Sus recuerdos visuales se pararon en la Sevilla pre Expo’92. Una ciudad en plena transformación, en esa transición hacia la modernidad que a Emilio le pilló en plena adaptación a la oscuridad. Con el tacto de sus manos, la ayuda de su bastón y su perro y gracias a las conversaciones con los demás ha ido sintiendo los cambios, notando las obras y los vaivenes urbanísticos. Y no le hace falta visión ninguna para detallar sus recorridos diarios; como si tuviera un GPS interiorizado, relata sus pasos: “Aquí está el supermercado, ahora viene el paso de peatones, a la izquierda la calle Paraíso y cuando el bastón choca con esta esquina… la puerta de mi bloque; vamos para arriba”. Una vida llena de referencias.

En el trayecto los vecinos y clientes le paran. “¡A ver si das un premio ya, Emilio! Que no me has dado ni lo metío en veinte años”. “¿Dónde corres este fin de semana miarma? No eres pesao con las carreritas…”. Emilio sonríe y devuelve las bromas, se toma un botellín en la esquina “cuando encarta” y se lo piensa antes de contestar, sonrojado, cuando le preguntan por su nueva “amiga”, una chica a la que ha conocido hace pocos meses en un programa de televisión. En cada conversación, en cada trayecto, en cada acción, Emilio gesticula muchísimo y se expresa con rapidez; sorprende su actividad: “Mucha gente me dice que no parezco ciego, que me muevo con mucha confianza”, algo que él achaca a no ser ciego de nacimiento.

Es la hora del almuerzo. Descanso antes de volver al quiosco por la tarde y entrenar por la noche. Su hija sigue en el instituto. Emilio sube en el ascensor y lo primero que hace es dar de comer a Bo, que impaciente se ha saltado la norma y ha metido el hocico en su plato antes de llegar a su rincón-comedor oficial. Emilio le riñe. Le grita. Bo agacha las orejas y obedece. “Tiene que ser así, yo soy el que manda y si el perro no es disciplinado todo el tiempo esto no funciona”, se justifica.

Anda por su piso, al que se mudó con su hija hace unos años tras el divorcio, arrastrando una mano por la pared, un acto casi más maníaco que necesario. Enseña con orgullo decenas de trofeos, dorsales y camisetas y no para hablar de sus carreras. “Ahora la que más me ilusiona es la maratón de Roma, en marzo de 2014”, un reto muy bonito para todo su club, esos pretorianos que utilizan la iconografía imperial romana en los eventos especiales -casco, camiseta con armadura incorporada, discursos en latín…-para motivarse y sentir aún más la épica. Y mientras lo cuenta se le ilumina la cara, evocando el día en que sus compañeros, mientras corren, le describirán el paisaje como hacen en cada carrera, y le dirán lo majestuoso que es el Coliseo, lo cerca que están del Foro o que la Fontana di Trevi es más bonita en las películas.
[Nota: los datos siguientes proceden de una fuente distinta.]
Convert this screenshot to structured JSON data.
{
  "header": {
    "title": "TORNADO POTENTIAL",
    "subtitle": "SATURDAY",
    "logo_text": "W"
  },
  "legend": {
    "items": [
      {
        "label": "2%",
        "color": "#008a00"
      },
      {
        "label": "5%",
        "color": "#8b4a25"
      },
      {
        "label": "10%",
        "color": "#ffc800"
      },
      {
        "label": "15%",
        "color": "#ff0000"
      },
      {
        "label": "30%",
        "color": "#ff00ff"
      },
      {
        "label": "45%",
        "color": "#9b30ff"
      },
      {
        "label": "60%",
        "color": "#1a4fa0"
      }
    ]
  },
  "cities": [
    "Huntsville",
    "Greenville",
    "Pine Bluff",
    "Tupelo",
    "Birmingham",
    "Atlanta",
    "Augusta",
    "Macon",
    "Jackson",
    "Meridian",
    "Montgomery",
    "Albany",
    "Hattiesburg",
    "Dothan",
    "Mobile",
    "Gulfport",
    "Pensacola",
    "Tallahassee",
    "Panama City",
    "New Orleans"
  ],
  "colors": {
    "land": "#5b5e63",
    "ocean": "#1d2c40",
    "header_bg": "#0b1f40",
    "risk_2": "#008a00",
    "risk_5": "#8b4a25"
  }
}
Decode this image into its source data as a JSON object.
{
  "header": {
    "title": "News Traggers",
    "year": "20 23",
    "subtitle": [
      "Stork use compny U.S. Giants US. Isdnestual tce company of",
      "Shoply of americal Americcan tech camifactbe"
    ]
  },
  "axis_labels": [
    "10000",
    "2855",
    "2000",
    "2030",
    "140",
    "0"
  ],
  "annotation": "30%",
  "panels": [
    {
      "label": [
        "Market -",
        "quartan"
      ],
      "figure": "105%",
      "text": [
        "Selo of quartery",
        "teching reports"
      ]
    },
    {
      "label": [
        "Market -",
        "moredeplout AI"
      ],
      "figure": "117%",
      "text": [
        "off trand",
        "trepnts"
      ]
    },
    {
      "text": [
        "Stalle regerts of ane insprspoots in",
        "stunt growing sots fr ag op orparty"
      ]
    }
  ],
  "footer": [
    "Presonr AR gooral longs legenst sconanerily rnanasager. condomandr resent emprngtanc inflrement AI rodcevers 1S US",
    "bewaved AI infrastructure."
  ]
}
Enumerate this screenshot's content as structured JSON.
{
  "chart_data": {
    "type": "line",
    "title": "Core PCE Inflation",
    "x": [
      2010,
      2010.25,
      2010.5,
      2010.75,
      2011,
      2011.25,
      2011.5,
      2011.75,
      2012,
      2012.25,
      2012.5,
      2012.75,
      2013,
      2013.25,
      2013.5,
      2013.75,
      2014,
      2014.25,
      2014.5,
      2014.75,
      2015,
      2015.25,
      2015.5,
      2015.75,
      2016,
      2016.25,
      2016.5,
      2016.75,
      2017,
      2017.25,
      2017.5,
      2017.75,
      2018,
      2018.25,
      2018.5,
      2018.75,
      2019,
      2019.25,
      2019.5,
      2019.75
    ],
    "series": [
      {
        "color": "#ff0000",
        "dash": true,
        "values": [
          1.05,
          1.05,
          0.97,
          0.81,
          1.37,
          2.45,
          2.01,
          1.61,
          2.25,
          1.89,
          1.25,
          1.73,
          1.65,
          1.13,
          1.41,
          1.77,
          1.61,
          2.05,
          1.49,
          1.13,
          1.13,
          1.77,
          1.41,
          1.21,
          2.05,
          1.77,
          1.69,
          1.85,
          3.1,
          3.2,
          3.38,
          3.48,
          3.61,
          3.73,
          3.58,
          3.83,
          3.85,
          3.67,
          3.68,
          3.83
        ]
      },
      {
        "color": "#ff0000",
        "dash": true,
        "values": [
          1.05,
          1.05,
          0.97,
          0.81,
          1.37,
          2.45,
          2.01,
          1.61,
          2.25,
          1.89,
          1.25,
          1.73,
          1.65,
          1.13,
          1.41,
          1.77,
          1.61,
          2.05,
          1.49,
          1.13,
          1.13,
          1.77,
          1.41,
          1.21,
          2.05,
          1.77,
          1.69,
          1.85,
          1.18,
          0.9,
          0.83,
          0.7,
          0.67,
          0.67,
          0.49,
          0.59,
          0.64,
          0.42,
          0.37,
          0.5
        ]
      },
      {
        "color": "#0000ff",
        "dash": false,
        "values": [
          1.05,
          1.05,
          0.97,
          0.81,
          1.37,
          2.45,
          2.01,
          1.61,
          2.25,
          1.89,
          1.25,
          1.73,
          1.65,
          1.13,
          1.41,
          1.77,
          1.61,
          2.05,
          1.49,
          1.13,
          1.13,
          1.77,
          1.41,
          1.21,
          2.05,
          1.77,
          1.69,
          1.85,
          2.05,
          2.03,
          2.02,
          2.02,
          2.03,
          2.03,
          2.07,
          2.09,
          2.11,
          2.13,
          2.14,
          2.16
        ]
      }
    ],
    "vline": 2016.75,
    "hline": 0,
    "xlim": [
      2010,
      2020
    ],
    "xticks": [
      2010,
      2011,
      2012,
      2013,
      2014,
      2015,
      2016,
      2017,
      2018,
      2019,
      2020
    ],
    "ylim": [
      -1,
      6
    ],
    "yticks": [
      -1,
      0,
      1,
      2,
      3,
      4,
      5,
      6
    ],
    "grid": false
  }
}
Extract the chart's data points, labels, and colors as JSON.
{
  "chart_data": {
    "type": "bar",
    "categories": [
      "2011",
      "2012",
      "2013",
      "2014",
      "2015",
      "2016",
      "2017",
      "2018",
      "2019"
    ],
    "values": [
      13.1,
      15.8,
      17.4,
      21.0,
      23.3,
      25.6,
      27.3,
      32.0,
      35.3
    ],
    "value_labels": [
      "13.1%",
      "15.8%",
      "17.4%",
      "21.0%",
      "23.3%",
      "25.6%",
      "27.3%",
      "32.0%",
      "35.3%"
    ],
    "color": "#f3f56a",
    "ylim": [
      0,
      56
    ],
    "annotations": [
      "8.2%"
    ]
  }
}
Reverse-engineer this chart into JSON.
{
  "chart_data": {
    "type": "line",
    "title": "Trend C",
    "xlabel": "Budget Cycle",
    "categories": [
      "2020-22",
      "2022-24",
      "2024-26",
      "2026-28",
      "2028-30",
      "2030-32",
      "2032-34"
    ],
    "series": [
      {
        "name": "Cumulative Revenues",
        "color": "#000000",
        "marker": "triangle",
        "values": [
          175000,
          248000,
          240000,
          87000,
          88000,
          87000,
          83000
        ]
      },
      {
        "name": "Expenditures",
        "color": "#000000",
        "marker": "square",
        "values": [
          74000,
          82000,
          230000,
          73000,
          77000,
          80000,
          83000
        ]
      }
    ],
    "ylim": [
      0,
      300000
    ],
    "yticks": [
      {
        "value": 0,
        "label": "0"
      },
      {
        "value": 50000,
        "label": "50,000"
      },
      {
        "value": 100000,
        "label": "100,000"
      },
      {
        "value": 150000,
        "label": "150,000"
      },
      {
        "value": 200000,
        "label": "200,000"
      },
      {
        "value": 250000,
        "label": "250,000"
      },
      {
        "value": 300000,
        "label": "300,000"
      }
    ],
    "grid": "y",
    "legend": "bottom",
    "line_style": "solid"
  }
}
Su vivienda tiene un balcón con vistas al barrio y a Sevilla, una estampa que él dice sentir. Presume de decoración, de los cuadros con flores, de la luminosidad de la casa, de lo bonito que es el sofá. De repente hay un silencio. El periodista duda, no se atreve a preguntar y Emilio lo capta. “Sí, me encanta la decoración, es mi pasión”, se reafirma, a sabiendas de que el periodista se ha sorprendido porque un ciego hable así de decoración aunque no pueda ver. Pero claro, Emilio tiene ojos en el alma.

Bromea con el enorme tamaño de la TV del salón, ésa de la que sólo le interesa el audio. “Pero mi hija sí ve la tele”, aclara entre risas. Apenas concede un segundo a la melancolía, pero la insistencia le lleva a hablar de su mayor frustración. “El no haber visto la cara de mi niña. Nació cuando ya era ciego y no sé qué cara tiene”, explica entre pausas, con un nudo en la garganta, antes de volver a sonreír con dulzura y culminar la frase con satisfacción: “Pero dicen que se parece mucho a mí”.